Once again time to look at another one of the most important games of all time with Mario’s leap into the 3rd dimension. I’ve touched on the later entries to 3d Mario and now it’s time to look at how it all began… for 3d Mario we haven’t gone to look at Donkey Kong the arcade game just yet.
Now the leap into 3d is an exceedingly difficult one for gaming. Some never survived that leap or at least completely messed up while others chose not to bother and remained 2d. It’s a difficult job introducing a whole new dimension into gaming and translating a game play style into that. With platforming there were some solutions one of the most famous being the one done by Crash Bandicoot. But Mario took a different path.
With Mario 64 you are allowed full reign over the direction Mario can move (within reason, he’s not going to come out of the TV except in your nightmares). Rather than the courses or running to the end, Classic Mario and Crash had done, Mario 64 would drop Mario into a mini world for you to explore and run around, completing a certain task to getting a power star for completing that task. These would range from beating a boss, winning a race, collecting 8 red coins or maybe just blowing a hole in a wall.
The game opens up by Princess Toadstool, now for the first time in the West, as Peach inviting you over for cake (where that joke came from) only to find Bowser has taken over, captured all the power stars and imprisoned everyone in the walls. Magically they have brought the paintings to life creating the worlds you will explore. Foolishly Bowser left one of the doors unlocked allowing you to enter your first world to get power stars and start unlocking the rest.
The game fairly forcibly controls your choices at the start limiting the worlds you have access to for the first region of the castle while later ones allow more freedom of choice of worlds to choose. This was most likely to allow new players to get used to Mario’s 3d controls.
Mario controls very smoothly with punches introduced as a regular ground attack, kicks for in the air and not moving too fast. But main part is the jumping. He has triple jump – if you time your jumps to when you just land. A long jump, a wall jump… Basically enough jumps that allow some people to break the game. The camera is controlled by the player which sets him apart from many other 3d platformers of the time too. While in default it will follow behind , you can have it controlled to look in the direction you want (though trust me there are a few levels that the camera can get annoying, usually in enclosed spaces).
While the main game can be beaten by getting 70 stars and beating the final Bowser fight (a fight clearly designed to show off the 3d stick of the controller) there are additional rewards if you collect all 120 stars in the castle, some of which Bowser didn’t know. While nothing too wonderous the task isn’t as horrible as some other games and it will put a smile on your face as a reward for doing it.

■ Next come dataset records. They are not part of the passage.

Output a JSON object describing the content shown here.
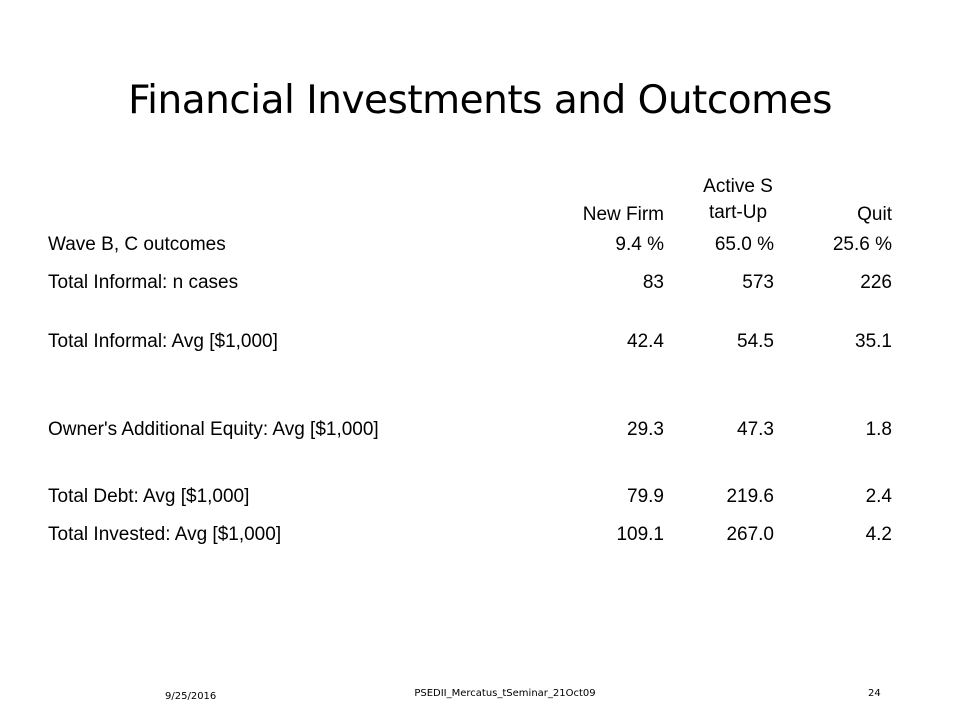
{
  "slide": {
    "title": "Financial Investments and Outcomes"
  },
  "table": {
    "columns": [
      "",
      "New Firm",
      "Active Start-Up",
      "Quit"
    ],
    "rows": [
      {
        "label": "Wave B, C outcomes",
        "new_firm": "9.4 %",
        "active_start_up": "65.0 %",
        "quit": "25.6 %"
      },
      {
        "label": "Total Informal: n cases",
        "new_firm": "83",
        "active_start_up": "573",
        "quit": "226"
      },
      {
        "label": "Total Informal: Avg [$1,000]",
        "new_firm": "42.4",
        "active_start_up": "54.5",
        "quit": "35.1"
      },
      {
        "label": "Owner's Additional Equity: Avg [$1,000]",
        "new_firm": "29.3",
        "active_start_up": "47.3",
        "quit": "1.8"
      },
      {
        "label": "Total Debt: Avg [$1,000]",
        "new_firm": "79.9",
        "active_start_up": "219.6",
        "quit": "2.4"
      },
      {
        "label": "Total Invested: Avg [$1,000]",
        "new_firm": "109.1",
        "active_start_up": "267.0",
        "quit": "4.2"
      }
    ]
  },
  "footer": {
    "date": "9/25/2016",
    "source": "PSEDII_Mercatus_tSeminar_21Oct09",
    "page_number": "24"
  }
}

I was able to recomplete this game thanks to it being part of the Mario 3d All-Stars on the Switch and I did enjoy doing it… well except for getting 100 coins on the clock level… yeah some of the later levels seem to be lacking in imagination, especially in the music department.. Well ok only the last two levels. The rest of the music has stood the test of time with many covers especially of the final Bowser fight. It’s one of those that gives what is meant to be a somewhat cartoon esc villain a really imposing feeling.